Utilization always rounds up. .000001% is 1%.
@Walt_K wrote:
@daybreakgonesXe wrote:
@Walt_K wrote:
@daybreakgonesXe wrote:
@VikingsLoyalFan wrote:Ok, so I imagine this question has been asked over a 1,000 times but I keep reading something different. Can someone please explain to me the difference of paying a cc completely to 0 or leaving 9% utilization on it? I have never let the balance go to 0 in fear of not having reoccurring account (OK) on my credit. Do I pay them completely off or leave them with a really low balance? Thanks in advance!
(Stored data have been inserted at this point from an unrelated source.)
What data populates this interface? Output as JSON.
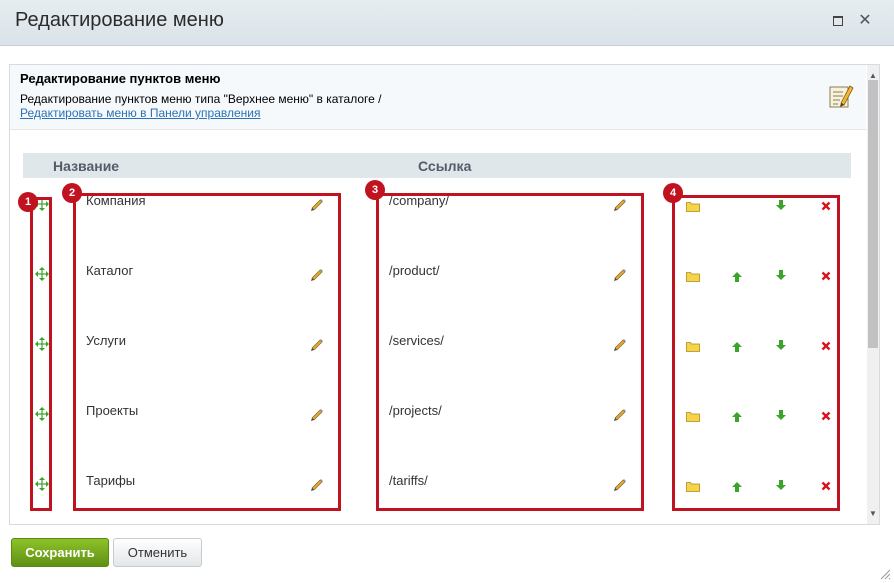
{
  "dialog": {
    "title": "Редактирование меню",
    "maximize_icon": "maximize-icon",
    "close_icon": "close-icon",
    "close_glyph": "✕"
  },
  "info": {
    "title": "Редактирование пунктов меню",
    "description": "Редактирование пунктов меню типа \"Верхнее меню\" в каталоге /",
    "link": "Редактировать меню в Панели управления",
    "icon": "edit-menu-icon"
  },
  "table": {
    "headers": {
      "name": "Название",
      "link": "Ссылка"
    },
    "rows": [
      {
        "name": "Компания",
        "url": "/company/",
        "can_move_up": false
      },
      {
        "name": "Каталог",
        "url": "/product/",
        "can_move_up": true
      },
      {
        "name": "Услуги",
        "url": "/services/",
        "can_move_up": true
      },
      {
        "name": "Проекты",
        "url": "/projects/",
        "can_move_up": true
      },
      {
        "name": "Тарифы",
        "url": "/tariffs/",
        "can_move_up": true
      }
    ],
    "row_icons": [
      "drag-move-icon",
      "pencil-edit-icon",
      "folder-icon",
      "arrow-up-icon",
      "arrow-down-icon",
      "delete-icon"
    ]
  },
  "annotations": [
    "1",
    "2",
    "3",
    "4"
  ],
  "buttons": {
    "save": "Сохранить",
    "cancel": "Отменить"
  },
  "colors": {
    "highlight": "#c1121f",
    "save_button": "#6fa31a",
    "link": "#2a72b5",
    "arrow_green": "#3aa52a",
    "delete_red": "#d8141f",
    "folder_yellow": "#f5d44a"
  }
}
That depends what you want to do! If you have multiple cards, many people like to pay off the accounts to 0 while leaving one account with a 1-9% utilization amount over their total credit lines, in order to really maximize their scores.
If you're not planning on apping for anything anytime soon, this really isn't necessary. Feel free to have a small balances on whatever you want!
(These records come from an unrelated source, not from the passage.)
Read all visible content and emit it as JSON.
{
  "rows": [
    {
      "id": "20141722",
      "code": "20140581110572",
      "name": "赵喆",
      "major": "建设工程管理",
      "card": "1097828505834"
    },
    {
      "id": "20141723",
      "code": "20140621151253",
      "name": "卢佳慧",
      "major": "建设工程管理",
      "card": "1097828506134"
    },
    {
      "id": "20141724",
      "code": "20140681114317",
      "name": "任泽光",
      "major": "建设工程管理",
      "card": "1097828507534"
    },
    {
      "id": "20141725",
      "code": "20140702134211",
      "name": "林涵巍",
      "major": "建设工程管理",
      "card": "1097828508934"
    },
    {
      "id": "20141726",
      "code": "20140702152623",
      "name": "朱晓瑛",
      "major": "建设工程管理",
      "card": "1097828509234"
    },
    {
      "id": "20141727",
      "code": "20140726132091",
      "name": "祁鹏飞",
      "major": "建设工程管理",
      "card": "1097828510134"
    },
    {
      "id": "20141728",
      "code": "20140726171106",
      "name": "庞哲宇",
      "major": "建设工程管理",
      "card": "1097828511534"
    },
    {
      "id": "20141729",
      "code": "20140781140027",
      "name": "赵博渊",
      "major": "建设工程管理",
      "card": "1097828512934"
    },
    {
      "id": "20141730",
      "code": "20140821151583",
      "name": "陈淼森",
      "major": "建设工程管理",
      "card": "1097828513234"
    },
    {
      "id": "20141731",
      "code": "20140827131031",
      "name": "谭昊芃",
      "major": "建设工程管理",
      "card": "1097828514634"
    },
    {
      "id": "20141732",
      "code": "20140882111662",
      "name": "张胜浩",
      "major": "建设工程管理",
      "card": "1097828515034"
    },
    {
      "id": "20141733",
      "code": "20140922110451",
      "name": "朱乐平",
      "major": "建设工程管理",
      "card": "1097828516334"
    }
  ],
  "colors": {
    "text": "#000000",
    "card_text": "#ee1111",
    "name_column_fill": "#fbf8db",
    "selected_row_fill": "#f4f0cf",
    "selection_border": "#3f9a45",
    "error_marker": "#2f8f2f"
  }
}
This is slightly incorrect. The general rule of thumb for optimal scoring is to have only one card report a balance with that balance being 9% or less of that card's individual credit limit. This makes sense if you think about it. If you have $50K in total available credit, 9% would be $4500. You don't want to let a $4500 balance report on a card with a $5K CL.That's true, but usually that's a common sense thing. FICO scoring wise, as long the one account isn't maxed out, they're not gonna notice.But, then again, that doesn't mean though your creditor won't notice either!
But say for example I used my Shell card for utilization and the rest at zero to calculate 1% utility. When utilization is calcuated for a FICO purpose, it's over your total open revolving accounts. If i did 1% on my Shell, that's $8. Then, over my total accounts: $8/$29400 = 2.72108843537415e-4 = .027%!!!
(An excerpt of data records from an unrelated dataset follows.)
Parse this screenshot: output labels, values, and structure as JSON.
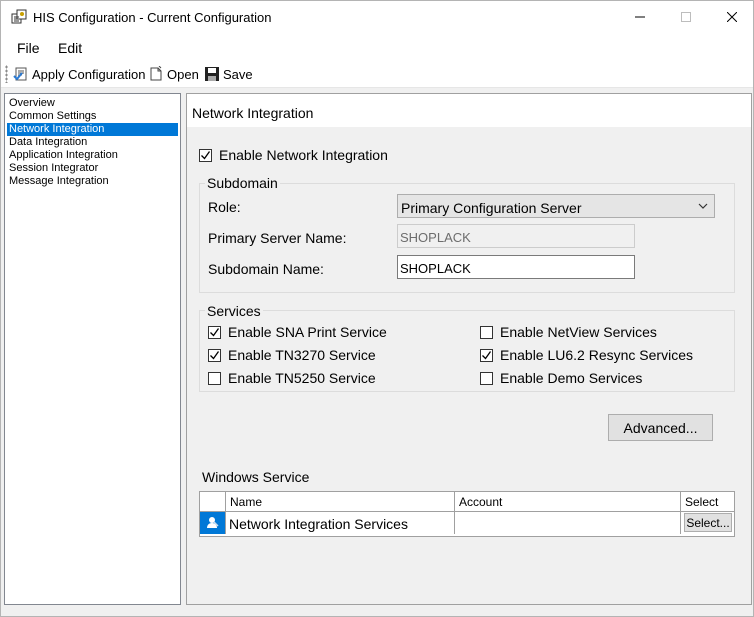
{
  "window": {
    "title": "HIS Configuration - Current Configuration"
  },
  "menu": {
    "file": "File",
    "edit": "Edit"
  },
  "toolbar": {
    "apply_label": "Apply Configuration",
    "open_label": "Open",
    "save_label": "Save"
  },
  "tree": {
    "items": [
      {
        "label": "Overview",
        "selected": false
      },
      {
        "label": "Common Settings",
        "selected": false
      },
      {
        "label": "Network Integration",
        "selected": true
      },
      {
        "label": "Data Integration",
        "selected": false
      },
      {
        "label": "Application Integration",
        "selected": false
      },
      {
        "label": "Session Integrator",
        "selected": false
      },
      {
        "label": "Message Integration",
        "selected": false
      }
    ]
  },
  "panel": {
    "title": "Network Integration",
    "enable_label": "Enable Network Integration",
    "enable_checked": true,
    "subdomain": {
      "group_label": "Subdomain",
      "role_label": "Role:",
      "role_value": "Primary Configuration Server",
      "primary_server_label": "Primary Server Name:",
      "primary_server_value": "SHOPLACK",
      "subdomain_name_label": "Subdomain Name:",
      "subdomain_name_value": "SHOPLACK"
    },
    "services": {
      "group_label": "Services",
      "items": [
        {
          "label": "Enable SNA Print Service",
          "checked": true
        },
        {
          "label": "Enable TN3270 Service",
          "checked": true
        },
        {
          "label": "Enable TN5250 Service",
          "checked": false
        },
        {
          "label": "Enable NetView Services",
          "checked": false
        },
        {
          "label": "Enable LU6.2 Resync Services",
          "checked": true
        },
        {
          "label": "Enable Demo Services",
          "checked": false
        }
      ]
    },
    "advanced_label": "Advanced...",
    "windows_service": {
      "label": "Windows Service",
      "columns": [
        "Name",
        "Account",
        "Select"
      ],
      "rows": [
        {
          "name": "Network Integration Services",
          "account": "",
          "select_label": "Select..."
        }
      ]
    }
  },
  "colors": {
    "selection": "#0078d7",
    "panel_bg": "#f0f0f0"
  }
}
Now, not sure how the FICO scoring model will weigh that. Will they round it to 0%? 1%? Would I be losing points this way now?
So take caution to the wind when playing around with utility!
It's worth pointing out for people that do not understand how this works. While it's common sense to not max out a card, it's not so much common sense that you are getting dinged around 20-30% even. If you're aiming for 9% total utilization it would be easy to end up around 20-30% individual utilization. For the most part this won't matter, but there are people that need every last point, e.g., people trying to qualify for a mortgage.
Utilization always rounds up. .000001% is 1%.
Good point...then for those who don't fully understand the FICO model, aiming for 1-9% on one card is a safer bet then having them try to figure out 1-9% over total lines, especially if they have many cards with low limits that could make it seem like they're maxed out on one card.
Also, thank you for clarifying the utilization round up!